Nevertheless, as he breakfasted on the morning of the fateful match, Bradbury Fisher was conscious of an unwonted nervousness. He was no weakling. In Wall Street his phlegm in moments of stress was a byword. On the famous occasion when the B. and G. crowd had attacked C. and D., and in order to keep control of L. and M. he had been compelled to buy so largely of S. and T., he had not turned a hair. And yet this morning, in endeavouring to prong up segments of bacon, he twice missed the plate altogther and on a third occasion speared himself in the cheek with his fork. The spectacle of Blizzard, so calm, so competent, so supremely the perfect butler, unnerved him.

“I am jumpy today, Blizzard,” he said, forcing a laugh.

“Yes, sir. You do, indeed, appear to have the willies.”

“Yes. I am playing a very important golf-match this morning.”

“Indeed, sir?”

“I must pull myself together, Blizzard.”

“Yes, sir. And, if I may respectfully make the suggestion, you should endeavour, when in action, to keep the head down and the eye rigidly upon the ball.”

“I will, Blizzard, I will,” said Bradbury Fisher, his keen eyes clouding under a sudden mist of tears. “Thank you, Blizzard, for the advice.”

“Not at all, sir.”

“How is your sciatica, Blizzard?”

“A trifle improved, I thank you, sir.”

“And your hiccups?”

“I am conscious of a slight though possibly only a temporary relief, sir.”

“Good,” said Bradbury Fisher.

He left the room with a firm step and, proceeding to his library, read for a while portions of that grand chapter in James Braid's
Advanced Golf
which deals with driving into the wind. It was a fair and cloudless morning, but it was as well to be prepared for emergencies. Then, feeling that he had done all that could be done, he ordered the car and was taken to the links.
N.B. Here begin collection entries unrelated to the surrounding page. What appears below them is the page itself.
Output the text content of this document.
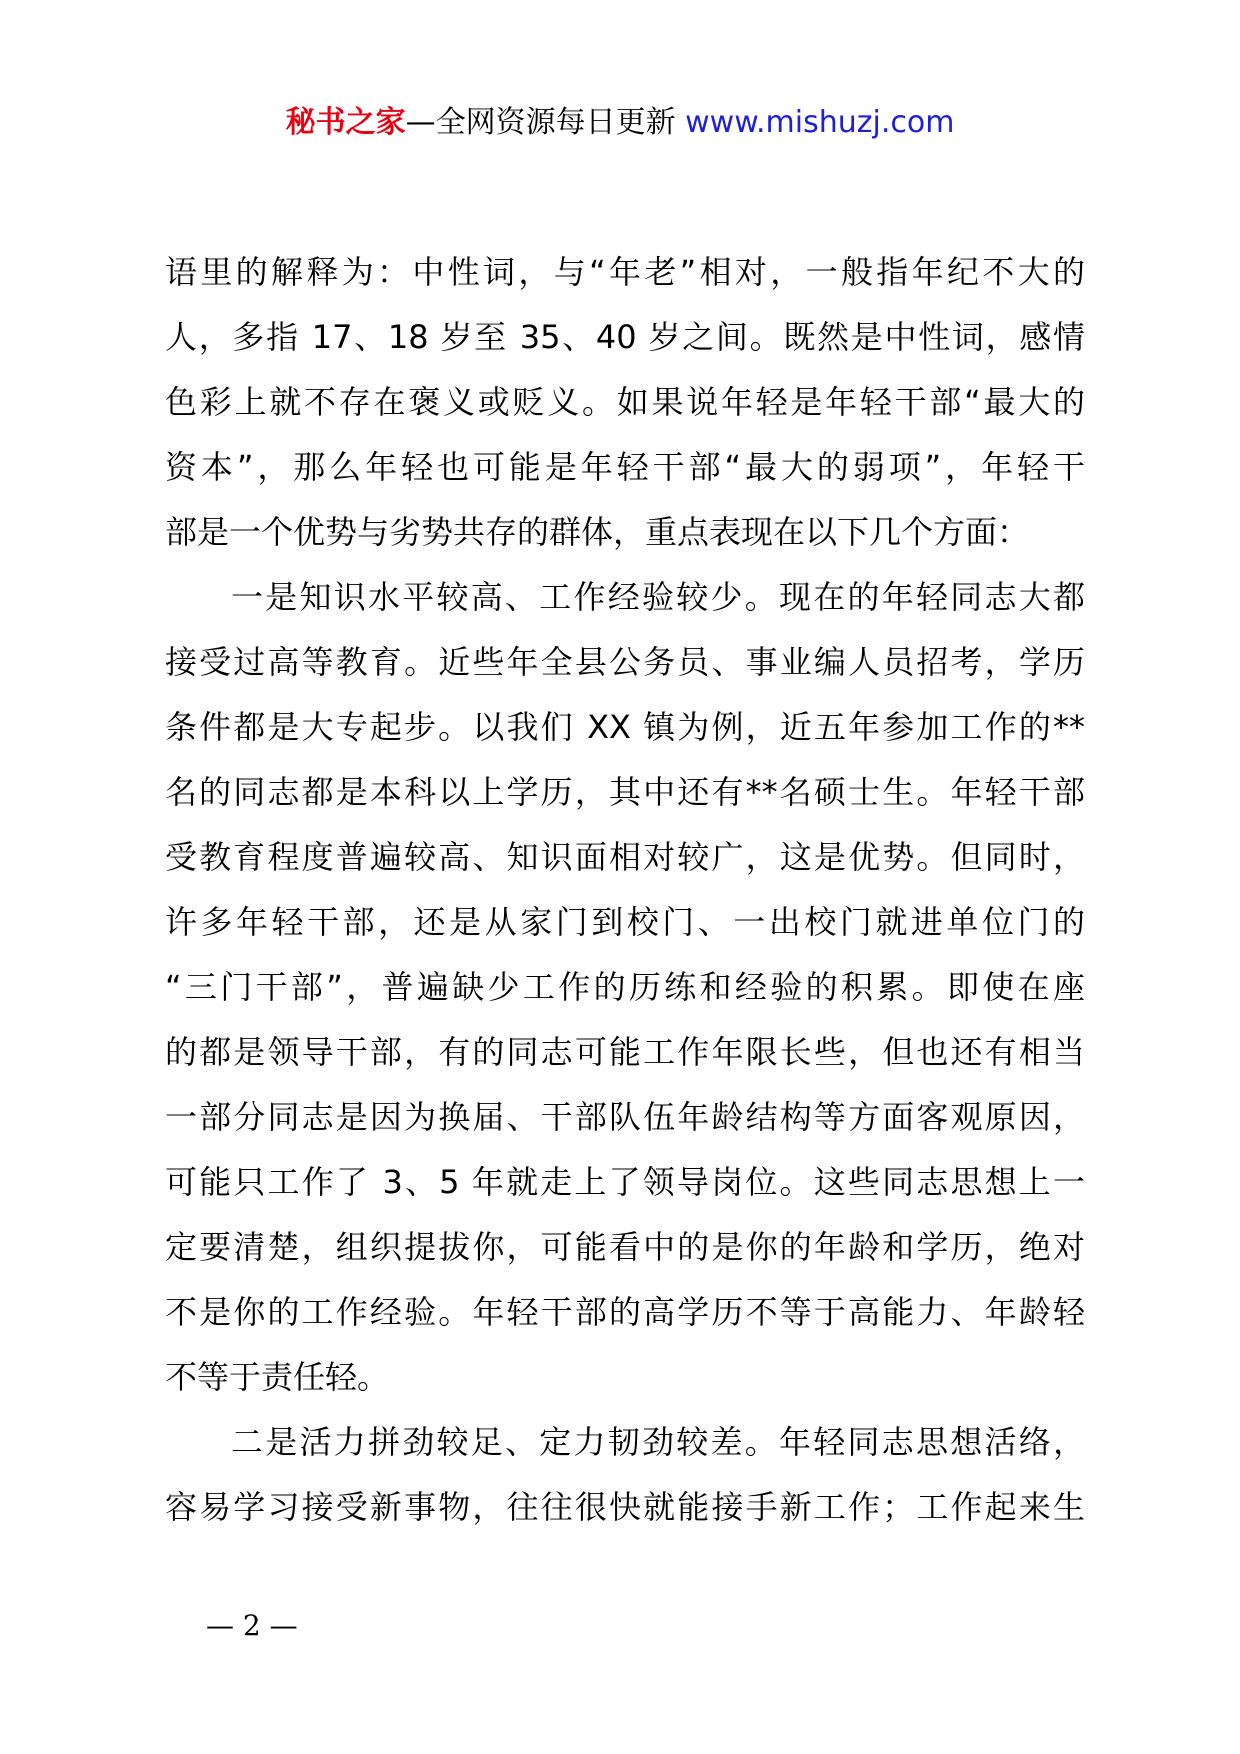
秘书之家—全网资源每日更新 www.mishuzj.com
语里的解释为：中性词，与“年老”相对，一般指年纪不大的
人，多指 17、18 岁至 35、40 岁之间。既然是中性词，感情
色彩上就不存在褒义或贬义。如果说年轻是年轻干部“最大的
资本”，那么年轻也可能是年轻干部“最大的弱项”，年轻干
部是一个优势与劣势共存的群体，重点表现在以下几个方面：
一是知识水平较高、工作经验较少。现在的年轻同志大都
接受过高等教育。近些年全县公务员、事业编人员招考，学历
条件都是大专起步。以我们 XX 镇为例，近五年参加工作的**
名的同志都是本科以上学历，其中还有**名硕士生。年轻干部
受教育程度普遍较高、知识面相对较广，这是优势。但同时，
许多年轻干部，还是从家门到校门、一出校门就进单位门的
“三门干部”，普遍缺少工作的历练和经验的积累。即使在座
的都是领导干部，有的同志可能工作年限长些，但也还有相当
一部分同志是因为换届、干部队伍年龄结构等方面客观原因，
可能只工作了 3、5 年就走上了领导岗位。这些同志思想上一
定要清楚，组织提拔你，可能看中的是你的年龄和学历，绝对
不是你的工作经验。年轻干部的高学历不等于高能力、年龄轻
不等于责任轻。
二是活力拼劲较足、定力韧劲较差。年轻同志思想活络，
容易学习接受新事物，往往很快就能接手新工作；工作起来生
— 2 —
Gladstone Bott was awaiting him on the first tee, in company with two caddies. A curt greeting, a spin of the coin, and Gladstone Bott, securing the honour, stepped
out to begin the contest.

Although there are, of course, endless sub-species in their ranks, not all of which have yet been classified by scicnce, twenty-four-handicap golfers may be stated broadly to fall into two classes, the dashing and the cautious—those, that is to say, who endeavour to do every hole in a brilliant one and those who are content to win with a steady nine. Gladstone Bott was one of the cautious brigade. He fussed about for a few moments like a hen scratching gravel, then with a stiff quarter-swing sent his ball straight down the fairway for a matter of seventy yards, and it was Bradbury Fisher's turn to drive.
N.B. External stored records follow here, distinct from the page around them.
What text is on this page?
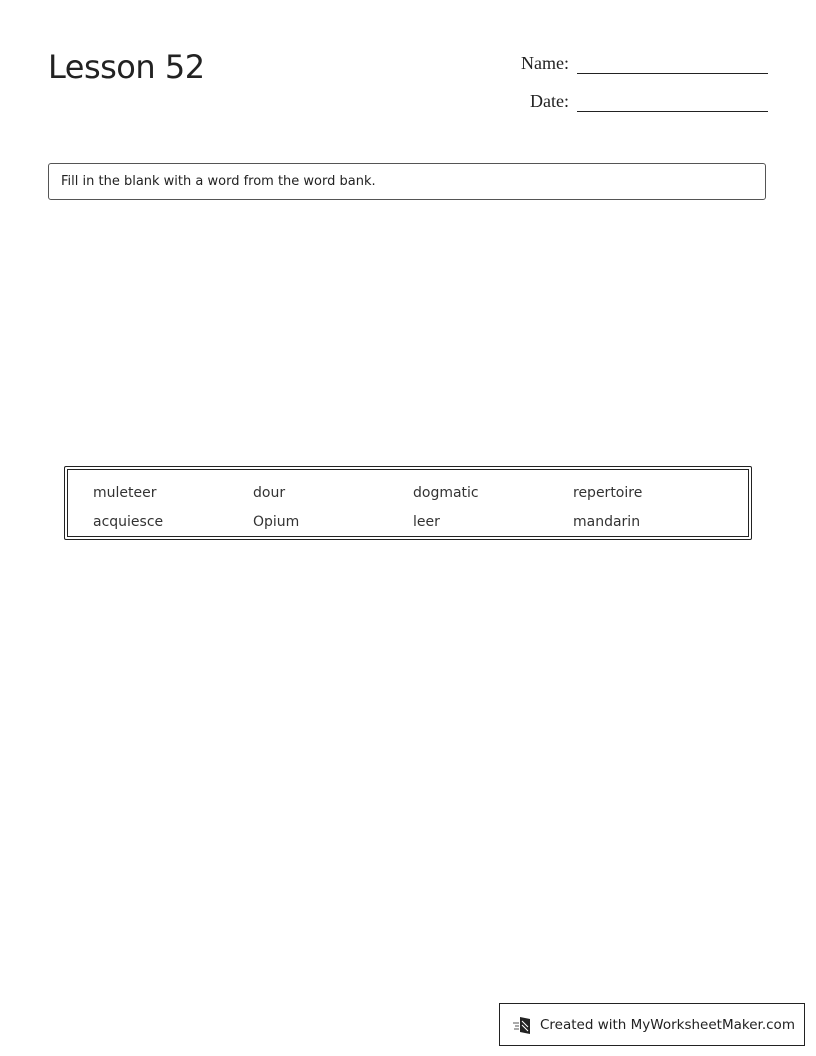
Lesson 52	Name:
Date:
Fill in the blank with a word from the word bank.
muleteer	dour	dogmatic	repertoire
acquiesce	Opium	leer	mandarin
Created with MyWorksheetMaker.com
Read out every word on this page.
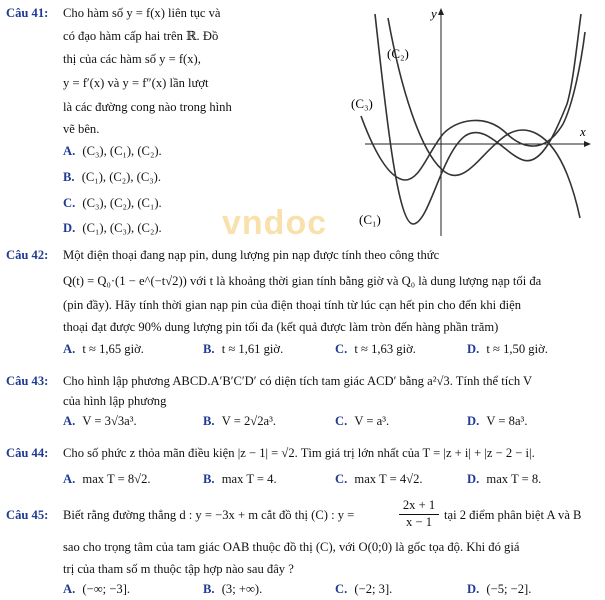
Câu 41: Cho hàm số y = f(x) liên tục và
có đạo hàm cấp hai trên ℝ. Đồ
thị của các hàm số y = f(x),
y = f′(x) và y = f″(x) lần lượt
là các đường cong nào trong hình
vẽ bên.
A. (C₃), (C₁), (C₂).
B. (C₁), (C₂), (C₃).
C. (C₃), (C₂), (C₁).
D. (C₁), (C₃), (C₂).
y
x
(C₂)
(C₃)
(C₁)
vndoc
Câu 42: Một điện thoại đang nạp pin, dung lượng pin nạp được tính theo công thức
Q(t) = Q₀·(1 − e^(−t√2)) với t là khoảng thời gian tính bằng giờ và Q₀ là dung lượng nạp tối đa
(pin đầy). Hãy tính thời gian nạp pin của điện thoại tính từ lúc cạn hết pin cho đến khi điện
thoại đạt được 90% dung lượng pin tối đa (kết quả được làm tròn đến hàng phần trăm)
A. t ≈ 1,65 giờ.	B. t ≈ 1,61 giờ.	C. t ≈ 1,63 giờ.	D. t ≈ 1,50 giờ.
Câu 43: Cho hình lập phương ABCD.A′B′C′D′ có diện tích tam giác ACD′ bằng a²√3. Tính thể tích V
của hình lập phương
A. V = 3√3a³.	B. V = 2√2a³.	C. V = a³.	D. V = 8a³.
Câu 44: Cho số phức z thỏa mãn điều kiện |z − 1| = √2. Tìm giá trị lớn nhất của T = |z + i| + |z − 2 − i|.
A. max T = 8√2.	B. max T = 4.	C. max T = 4√2.	D. max T = 8.
Câu 45: Biết rằng đường thẳng d : y = −3x + m cắt đồ thị (C) : y =	$\frac{2x + 1}{x - 1}$ tại 2 điểm phân biệt A và B
sao cho trọng tâm của tam giác OAB thuộc đồ thị (C), với O(0;0) là gốc tọa độ. Khi đó giá
trị của tham số m thuộc tập hợp nào sau đây ?
A. (−∞; −3].	B. (3; +∞).	C. (−2; 3].	D. (−5; −2].
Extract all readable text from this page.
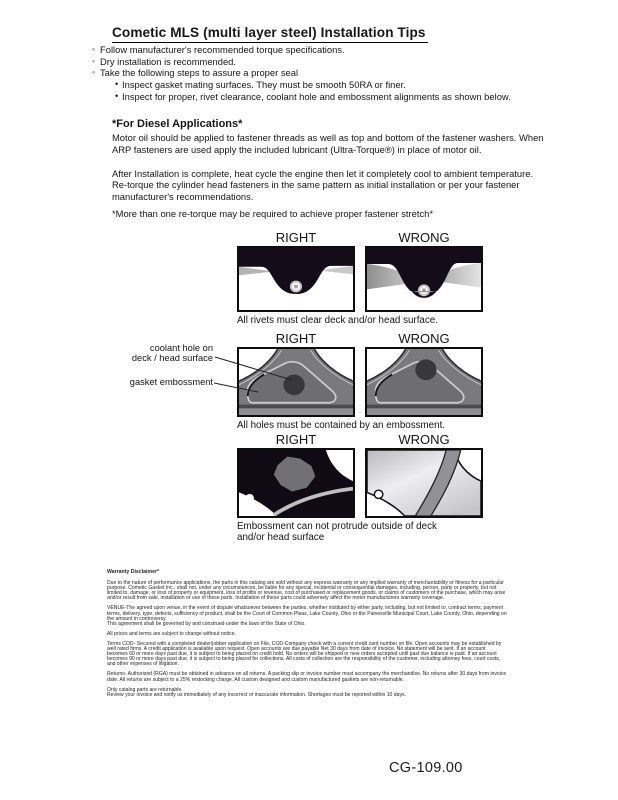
Cometic MLS (multi layer steel) Installation Tips
◦ Follow manufacturer's recommended torque specifications.
◦ Dry installation is recommended.
◦ Take the following steps to assure a proper seal
• Inspect gasket mating surfaces. They must be smooth 50RA or finer.
• Inspect for proper, rivet clearance, coolant hole and embossment alignments as shown below.
*For Diesel Applications*

Motor oil should be applied to fastener threads as well as top and bottom of the fastener washers. When ARP fasteners are used apply the included lubricant (Ultra-Torque®) in place of motor oil.

After Installation is complete, heat cycle the engine then let it completely cool to ambient temperature. Re-torque the cylinder head fasteners in the same pattern as initial installation or per your fastener manufacturer's recommendations.

*More than one re-torque may be required to achieve proper fastener stretch*
RIGHT	WRONG
All rivets must clear deck and/or head surface.
RIGHT	WRONG
All holes must be contained by an embossment.
coolant hole on
deck / head surface
gasket embossment
RIGHT	WRONG
Embossment can not protrude outside of deck and/or head surface
Warranty Disclaimer*

Due to the nature of performance applications, the parts in this catalog are sold without any express warranty or any implied warranty of merchantability or fitness for a particular purpose. Cometic Gasket Inc., shall not, under any circumstances, be liable for any special, incidental or consequential damages, including, person, party or property, but not limited to, damage, or loss of property or equipment, loss of profits or revenue, cost of purchased or replacement goods, or claims of customers of the purchase, which may arise and/or result from sale, installation or use of these parts. Installation of these parts could adversely affect the motor manufacturers warranty coverage.

VENUE-The agreed upon venue, in the event of dispute whatsoever between the parties, whether instituted by either party, including, but not limited to, contract terms, payment terms, delivery, type, defects, sufficiency of product, shall be the Court of Common Pleas, Lake County, Ohio or the Painesville Municipal Court, Lake County, Ohio, depending on the amount in controversy.

This agreement shall be governed by and construed under the laws of the State of Ohio.

All prices and terms are subject to change without notice.

Terms COD- Secured with a completed dealer/jobber application on File, COD-Company check with a current credit card number on file. Open accounts may be established by well rated firms. A credit application is available upon request. Open accounts are due payable Net 30 days from date of invoice. No statement will be sent. If an account becomes 60 or more days past due, it is subject to being placed on credit hold. No orders will be shipped or new orders accepted until past due balance is paid. If an account becomes 90 or more days past due, it is subject to being placed for collections. All costs of collection are the responsibility of the customer, including attorney fees, court costs, and other expenses of litigation.

Returns- Authorized (RGA) must be obtained in advance on all returns. A packing slip or invoice number must accompany the merchandise. No returns after 30 days from invoice date. All returns are subject to a 25% restocking charge. All custom designed and custom manufactured gaskets are non-returnable.

Only catalog parts are returnable.

Review your invoice and notify us immediately of any incorrect or inaccurate information. Shortages must be reported within 10 days.

CG-109.00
Now, normally, Bradbury Fisher was essentially a dasher. It was his habit, as a rule, to raise his left foot some six inches from the ground and, having swayed forcefully back on to his right leg, to sway sharply forward again and lash out with sickening violence in the general direction of the ball. It was a method which at times produced excellent results, though it had the flaw that it was somewhat uncertain. Bradbury Fisher was the only member of the club, with the exception of the club champion, who had ever carried the second green with his drive; but, on the other hand, he was also the only member who had ever laid his drive on the eleventh dead to the pin of the sixteenth.